野生のペタシ (Le pédant sauvage)

Formerly known as 「崩壊する新建築」@はてなダイアリー

だんだんわからなくなってきました

Twitterで見かけて強く興味を引かれた『ちいさい言語学者の冒険』を読んでみた。

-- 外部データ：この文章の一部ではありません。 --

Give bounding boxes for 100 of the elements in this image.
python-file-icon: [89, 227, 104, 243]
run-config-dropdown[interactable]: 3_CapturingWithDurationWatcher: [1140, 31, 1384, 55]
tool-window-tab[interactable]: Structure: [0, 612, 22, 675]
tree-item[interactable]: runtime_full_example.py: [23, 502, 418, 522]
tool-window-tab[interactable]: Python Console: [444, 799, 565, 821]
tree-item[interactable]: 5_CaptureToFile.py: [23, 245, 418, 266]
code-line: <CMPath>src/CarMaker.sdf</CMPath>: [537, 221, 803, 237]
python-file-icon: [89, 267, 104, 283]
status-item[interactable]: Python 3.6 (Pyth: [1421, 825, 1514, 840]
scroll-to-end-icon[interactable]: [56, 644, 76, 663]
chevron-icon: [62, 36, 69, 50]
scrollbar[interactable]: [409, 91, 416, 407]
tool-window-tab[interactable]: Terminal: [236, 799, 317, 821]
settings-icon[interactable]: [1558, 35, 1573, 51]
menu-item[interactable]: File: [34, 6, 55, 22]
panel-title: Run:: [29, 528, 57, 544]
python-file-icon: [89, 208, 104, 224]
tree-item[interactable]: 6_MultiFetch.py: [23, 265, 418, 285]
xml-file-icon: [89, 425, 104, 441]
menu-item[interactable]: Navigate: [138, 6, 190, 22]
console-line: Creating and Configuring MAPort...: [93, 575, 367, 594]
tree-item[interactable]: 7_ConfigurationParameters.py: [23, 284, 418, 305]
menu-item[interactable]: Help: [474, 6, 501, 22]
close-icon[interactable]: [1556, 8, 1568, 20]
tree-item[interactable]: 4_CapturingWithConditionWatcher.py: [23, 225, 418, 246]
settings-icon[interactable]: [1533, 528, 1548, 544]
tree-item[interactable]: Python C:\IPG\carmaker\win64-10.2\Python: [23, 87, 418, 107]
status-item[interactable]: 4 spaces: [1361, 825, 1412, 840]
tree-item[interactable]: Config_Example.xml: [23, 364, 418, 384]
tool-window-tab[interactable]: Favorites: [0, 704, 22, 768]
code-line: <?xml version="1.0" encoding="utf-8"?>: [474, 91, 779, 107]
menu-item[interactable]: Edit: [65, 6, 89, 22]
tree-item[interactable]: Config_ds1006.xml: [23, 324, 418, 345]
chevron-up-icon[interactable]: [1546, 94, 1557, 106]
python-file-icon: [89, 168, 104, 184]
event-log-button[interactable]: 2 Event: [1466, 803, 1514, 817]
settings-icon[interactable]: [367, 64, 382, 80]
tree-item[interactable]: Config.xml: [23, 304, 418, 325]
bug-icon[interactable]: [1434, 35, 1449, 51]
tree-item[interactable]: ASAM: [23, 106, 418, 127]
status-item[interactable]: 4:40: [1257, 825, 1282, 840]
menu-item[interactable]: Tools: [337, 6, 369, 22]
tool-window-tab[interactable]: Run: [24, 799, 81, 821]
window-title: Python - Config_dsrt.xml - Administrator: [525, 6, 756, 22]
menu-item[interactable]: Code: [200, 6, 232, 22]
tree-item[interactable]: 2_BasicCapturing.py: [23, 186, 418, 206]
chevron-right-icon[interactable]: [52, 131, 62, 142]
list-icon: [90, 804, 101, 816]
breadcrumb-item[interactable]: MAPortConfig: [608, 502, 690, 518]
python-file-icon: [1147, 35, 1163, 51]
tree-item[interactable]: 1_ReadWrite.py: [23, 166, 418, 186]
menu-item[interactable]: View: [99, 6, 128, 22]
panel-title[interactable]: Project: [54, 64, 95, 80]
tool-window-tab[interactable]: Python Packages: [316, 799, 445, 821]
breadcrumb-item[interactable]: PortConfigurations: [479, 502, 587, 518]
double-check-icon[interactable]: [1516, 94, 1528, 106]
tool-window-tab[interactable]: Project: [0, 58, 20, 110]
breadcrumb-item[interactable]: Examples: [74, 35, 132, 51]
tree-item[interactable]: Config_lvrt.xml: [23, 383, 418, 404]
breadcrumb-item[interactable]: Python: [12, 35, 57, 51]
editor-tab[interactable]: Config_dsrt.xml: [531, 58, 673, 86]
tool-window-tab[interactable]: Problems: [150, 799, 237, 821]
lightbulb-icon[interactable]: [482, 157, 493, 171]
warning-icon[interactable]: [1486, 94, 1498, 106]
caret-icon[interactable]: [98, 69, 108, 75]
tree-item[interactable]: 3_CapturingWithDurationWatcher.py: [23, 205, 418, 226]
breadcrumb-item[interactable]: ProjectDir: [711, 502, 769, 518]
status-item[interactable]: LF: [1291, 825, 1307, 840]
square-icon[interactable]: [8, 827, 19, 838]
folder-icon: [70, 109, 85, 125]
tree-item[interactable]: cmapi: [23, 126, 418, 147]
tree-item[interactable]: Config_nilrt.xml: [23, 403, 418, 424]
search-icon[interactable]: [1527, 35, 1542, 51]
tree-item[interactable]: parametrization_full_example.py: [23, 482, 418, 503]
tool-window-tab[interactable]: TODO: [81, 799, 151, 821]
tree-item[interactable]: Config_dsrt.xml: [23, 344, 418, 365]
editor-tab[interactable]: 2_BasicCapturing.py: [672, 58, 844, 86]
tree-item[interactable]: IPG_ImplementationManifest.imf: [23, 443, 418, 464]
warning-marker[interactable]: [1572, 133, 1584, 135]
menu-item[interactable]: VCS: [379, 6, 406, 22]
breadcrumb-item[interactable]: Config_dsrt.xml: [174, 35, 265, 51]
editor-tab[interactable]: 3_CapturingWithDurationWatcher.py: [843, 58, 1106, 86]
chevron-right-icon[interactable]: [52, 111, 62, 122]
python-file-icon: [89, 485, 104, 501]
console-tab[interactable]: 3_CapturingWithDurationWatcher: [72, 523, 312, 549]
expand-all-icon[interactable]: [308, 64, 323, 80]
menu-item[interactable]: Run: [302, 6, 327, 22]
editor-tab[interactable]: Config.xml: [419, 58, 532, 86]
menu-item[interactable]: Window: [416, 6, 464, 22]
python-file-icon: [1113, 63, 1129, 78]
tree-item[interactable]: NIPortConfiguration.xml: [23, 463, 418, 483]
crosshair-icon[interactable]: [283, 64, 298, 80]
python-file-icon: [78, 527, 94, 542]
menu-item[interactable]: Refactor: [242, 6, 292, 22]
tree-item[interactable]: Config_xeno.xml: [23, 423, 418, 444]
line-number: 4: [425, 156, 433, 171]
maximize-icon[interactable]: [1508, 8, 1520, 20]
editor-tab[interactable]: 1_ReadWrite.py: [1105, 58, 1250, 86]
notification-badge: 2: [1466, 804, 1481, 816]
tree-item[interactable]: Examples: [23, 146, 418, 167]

「か」に濁点がつくと「が」、「さ」の場合は「ざ」になる。
では「は」に濁点がつくと?
「ば」だろ。当たり前じゃないかそんなもん。
と思ったら、小さな子供に同じような質問をすると、「わからない」ということが多いらしい。
そこが子供の浅ましさ、ではない。音声学的には「わからない」が正解である、という衝撃の事実。
実際に自分で発音してみるとわかる。「か」や「さ」に濁点をつける/つけないの発音の仕方の違いでは、「は」を「ば」にすることができない。
無理に発音するならば、「が」にちょっと近い、おっさんが痰を吐く感じの音になる。実際、ごく一部には、そのような音であると答える子供もいるらしい。
ひょっとするとスペイン語のgiとかgeの発音が、「ひ」とか「へ」を強引に濁音化した時の音に近いんじゃなかろうか。って、スペイン語でもgaは「が」なんだけども。
子供というのは、言葉を覚える過程において、大人たちが話している言葉を単純に真似するだけではなく、そこからルールを見出しているらしい。だから、「は」に濁点を付けても(発音の上では)「ば」にならないのだな。
彼らにとっての試練は、習得中の母語のルールそのものの複雑さと、さらにそこから逸脱する例外だ。
子供によくありがちな言い間違いは、そこに起因するものが多い。
たとえば「死ぬ」は、現代日本語で普通に使われている動詞のうち唯一のナ行変格活用、つまり例外である。子供たちはそんなこと知らないから、「飲む」「読む」「かむ」などの馴染みの深いマ行五段活用の動詞からの類推により「これ食べたら死む?」てなことになるわけだ。なるほどねえ。
ちなみに、厳密には「死ぬ」は「唯一のナ行変格活用」ではなく、同様の動詞としてもうひとつ「去ぬ」がある。が、まあ日常であまり聞くことはない、かな。「去にさらせ!」っていうのは、時々あるけど(ありません)。
子供が例外を上手く処理しきれず間違った言い方をしてしまうのは、何も日本語だけではないそうで、英語の例などもいくつか紹介されている。
…いやしかし、これって外国語の学習者にとっては他人事ではないというか、普通にやらかすことばかりよな。
そして、英語でもドイツ語でもイタリア語でも、「行く」とか「来る」とか「見る」みたいな基本的な動詞に限って変則的な活用するのは何なんだろうな一体。
というのはまあ置いといて。
子供の言い間違い(文法間違い)を掘り下げてみると、実に様々な言語学インサイトが得られる、というお話。感心いたしました。